Connected and Software-Defined vehicles (SDVs) represent a new paradigm for automakers and consumers. Whereas older ICE vehicles were a conglomeration of 70+ Electronic Control units, kilometers of wiring, and many thousands of components, the new era of vehicles can be more centralized, connected, and convenient, bringing benefits to both the consumer and OEM.
The most basic form of SDV is a vehicle where the user experience is affected in some way by the software in a vehicle. However, vehicles can become more ‘software-defined’ as the number of software-based features on the vehicle increases, unlocking new experiences such as allowing drivers to update or upgrade their vehicle via over-the-air updates or allowing passengers to watch on-demand movies on the go.
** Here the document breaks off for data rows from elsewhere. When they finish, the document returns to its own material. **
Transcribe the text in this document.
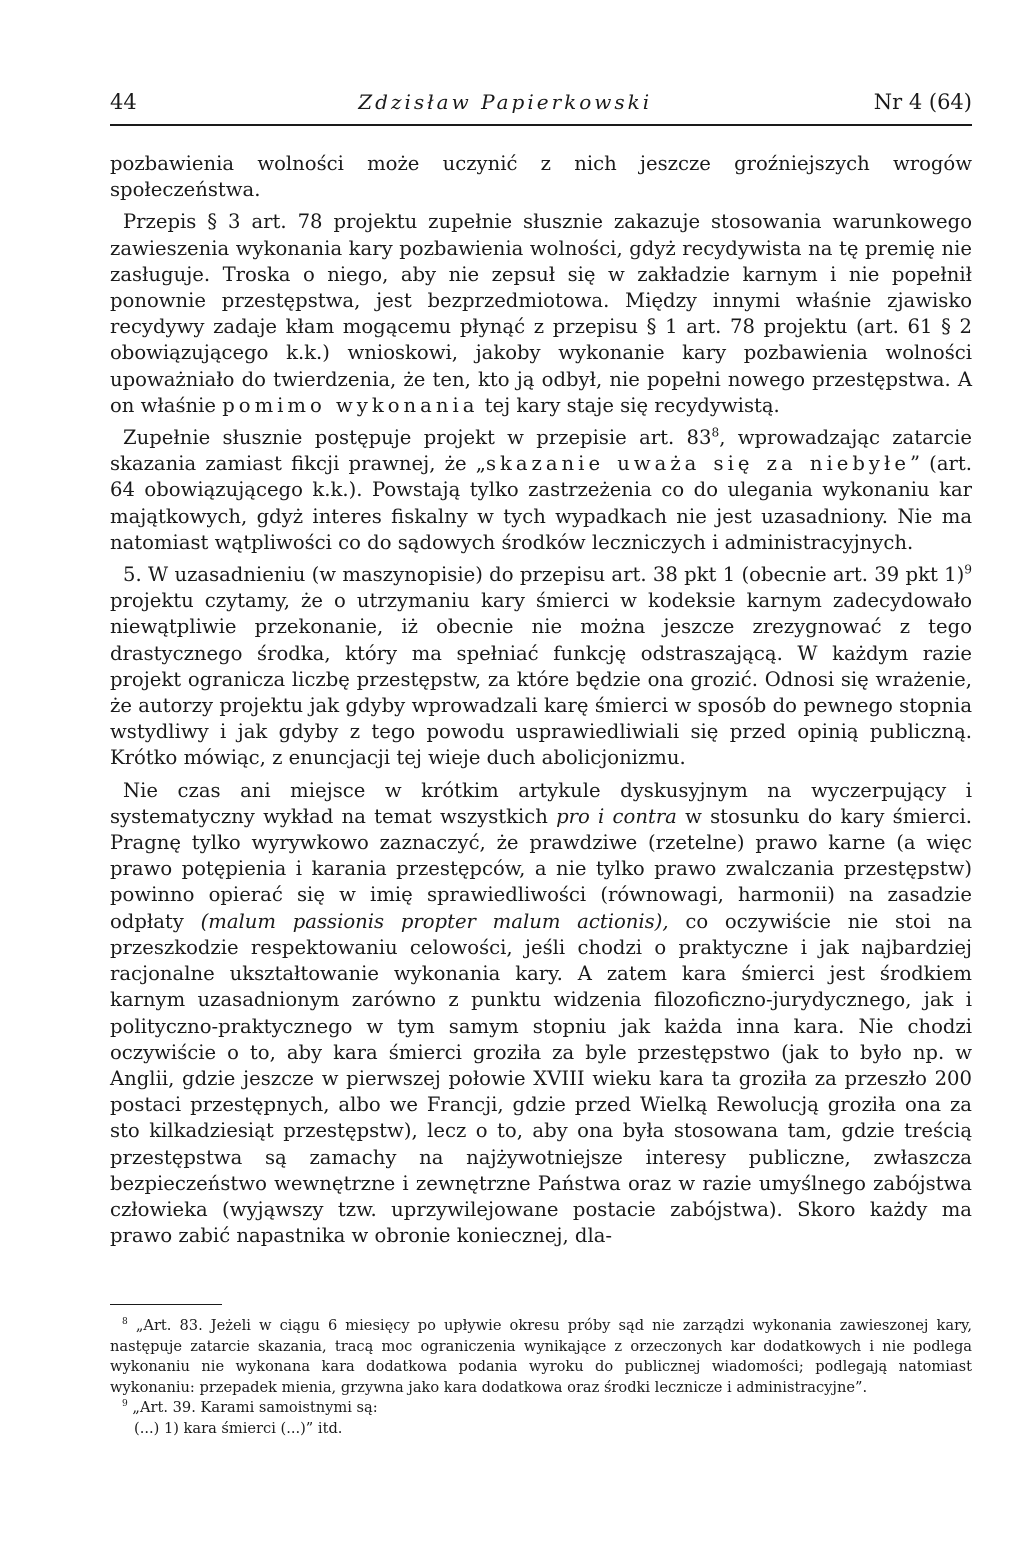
44	Zdzisław Papierkowski	Nr 4 (64)

pozbawienia wolności może uczynić z nich jeszcze groźniejszych wrogów społeczeństwa.

Przepis § 3 art. 78 projektu zupełnie słusznie zakazuje stosowania warunkowego zawieszenia wykonania kary pozbawienia wolności, gdyż recydywista na tę premię nie zasługuje. Troska o niego, aby nie zepsuł się w zakładzie karnym i nie popełnił ponownie przestępstwa, jest bezprzedmiotowa. Między innymi właśnie zjawisko recydywy zadaje kłam mogącemu płynąć z przepisu § 1 art. 78 projektu (art. 61 § 2 obowiązującego k.k.) wnioskowi, jakoby wykonanie kary pozbawienia wolności upoważniało do twierdzenia, że ten, kto ją odbył, nie popełni nowego przestępstwa. A on właśnie pomimo wykonania tej kary staje się recydywistą.

Zupełnie słusznie postępuje projekt w przepisie art. $83^8$, wprowadzając zatarcie skazania zamiast fikcji prawnej, że „skazanie uważa się za niebyłe” (art. 64 obowiązującego k.k.). Powstają tylko zastrzeżenia co do ulegania wykonaniu kar majątkowych, gdyż interes fiskalny w tych wypadkach nie jest uzasadniony. Nie ma natomiast wątpliwości co do sądowych środków leczniczych i administracyjnych.

5. W uzasadnieniu (w maszynopisie) do przepisu art. 38 pkt 1 (obecnie art. 39 pkt 1)$^9$ projektu czytamy, że o utrzymaniu kary śmierci w kodeksie karnym zadecydowało niewątpliwie przekonanie, iż obecnie nie można jeszcze zrezygnować z tego drastycznego środka, który ma spełniać funkcję odstraszającą. W każdym razie projekt ogranicza liczbę przestępstw, za które będzie ona grozić. Odnosi się wrażenie, że autorzy projektu jak gdyby wprowadzali karę śmierci w sposób do pewnego stopnia wstydliwy i jak gdyby z tego powodu usprawiedliwiali się przed opinią publiczną. Krótko mówiąc, z enuncjacji tej wieje duch abolicjonizmu.

Nie czas ani miejsce w krótkim artykule dyskusyjnym na wyczerpujący i systematyczny wykład na temat wszystkich pro i contra w stosunku do kary śmierci. Pragnę tylko wyrywkowo zaznaczyć, że prawdziwe (rzetelne) prawo karne (a więc prawo potępienia i karania przestępców, a nie tylko prawo zwalczania przestępstw) powinno opierać się w imię sprawiedliwości (równowagi, harmonii) na zasadzie odpłaty (malum passionis propter malum actionis), co oczywiście nie stoi na przeszkodzie respektowaniu celowości, jeśli chodzi o praktyczne i jak najbardziej racjonalne ukształtowanie wykonania kary. A zatem kara śmierci jest środkiem karnym uzasadnionym zarówno z punktu widzenia filozoficzno-jurydycznego, jak i polityczno-praktycznego w tym samym stopniu jak każda inna kara. Nie chodzi oczywiście o to, aby kara śmierci groziła za byle przestępstwo (jak to było np. w Anglii, gdzie jeszcze w pierwszej połowie XVIII wieku kara ta groziła za przeszło 200 postaci przestępnych, albo we Francji, gdzie przed Wielką Rewolucją groziła ona za sto kilkadziesiąt przestępstw), lecz o to, aby ona była stosowana tam, gdzie treścią przestępstwa są zamachy na najżywotniejsze interesy publiczne, zwłaszcza bezpieczeństwo wewnętrzne i zewnętrzne Państwa oraz w razie umyślnego zabójstwa człowieka (wyjąwszy tzw. uprzywilejowane postacie zabójstwa). Skoro każdy ma prawo zabić napastnika w obronie koniecznej, dla-

$^8$ „Art. 83. Jeżeli w ciągu 6 miesięcy po upływie okresu próby sąd nie zarządzi wykonania zawieszonej kary, następuje zatarcie skazania, tracą moc ograniczenia wynikające z orzeczonych kar dodatkowych i nie podlega wykonaniu nie wykonana kara dodatkowa podania wyroku do publicznej wiadomości; podlegają natomiast wykonaniu: przepadek mienia, grzywna jako kara dodatkowa oraz środki lecznicze i administracyjne”.

$^9$ „Art. 39. Karami samoistnymi są:

(...) 1) kara śmierci (...)” itd.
Generally, a software-defined vehicle requires a constant cellular connection (4G or 5G), a large, touch-enabled screen, and a powerful central compute system that is also connected to the vehicle’s constituent components. Many SDVs also take advantage of third-party apps and in-vehicle payments to add more features and convenience to the user.
Categorizing and comparing software-defined vehicles can be difficult, as almost every vehicle released in the last 5-10 years is arguably ‘software-defined’ in some way. To create a way of comparing existing and future vehicles, IDTechEx has condensed their understanding into an SDV Level Guide, which compares vehicles’ software and software-critical hardware. This encompasses features such as a vehicle’s connectivity, compute, displays, and software system, allowing vehicles to be assigned a simple level for comparison purposes.
The 2023 Tesla Model 3 is a good example of an ‘Advanced’ Level 3 SDV thanks to its 4G connectivity combined with its powerful central compute, which allows it to give users a smooth software experience and plenty of functionality such as infotainment and Advanced Driver Assist Systems (ADAS).
The future connected vehicle uses not just a standard smartphone cellular connection but also potentially takes advantage of dedicated ‘V2X’ safety communication channels. This connection uses Wi-Fi or cellular-based technology (C-V2X) to communicate with other vehicles and traffic infrastructure. If regulation or safety standards mandate this technology, then V2X is set to become the ‘digital seatbelt’ of the future, promising to reduce accidents, improve congestion, and reduce emissions globally.
Notably, China is making significant progress towards integrating V2X within vehicles on Chinese roads through the likely inclusion of V2X testing in their 2024 New Car Assessment Program (CNCAP). The US and other regions are actively assessing different forms of V2X technology, with IDTechEx forecasting that cellular-based C-V2X is set to become the primary method of Connected Vehicle communication by 2034.
What is the current SDV market status?
The SDV market is emerging, with many potential players being cautious about how to monetize SDV features within the vehicle. Other players, such as Ford, Tesla, and BMW, are actively monetizing SDV features and, as a result, are generating significant revenue potential. BMW, for example, are offering owners of their i5 model up to US$150 a month in purchasable software upgrades and features, such as connectivity, real-time traffic information, and heated steering wheels.
There is a wide discrepancy between the ability of various OEMs to provision SDV features. Many OEMs continue to equip their vehicles with limited and sluggish onboard compute, last generation 4G connectivity, and unoptimized software, preferring to rely on connecting a smartphone to the vehicle for infotainment and payments. By contrast, some OEMs, such as Mercedes and Cadillac, are focusing on a software-centric experience, facilitated by multiple screens (with functionality for both passengers and driver), with powerful compute, 5G connectivity, and support for in-vehicle payments to complete the in-vehicle experience.
Connectivity is an important aspect of SDVs, with many OEMs offering 4G or 5G functionality for approximately US$10 a month, potentially generating US$120 a month per vehicle per year. Autonomy as a Service (AaaS) can also offer significant revenue potential, with OEMs such as Ford offering upgraded AaaS for approximately US$900 a year in some regions.
IDTechEx forecasts a 35% CAGR in automotive software-related revenue by 2034, with software-related revenue worth more than US$700 billion annually (US, 2023 prices) by 2034. To put this into everyday terms, IDTechEx forecasts that by 2034, the average new car buyer will be paying ~US$70 per month on software features.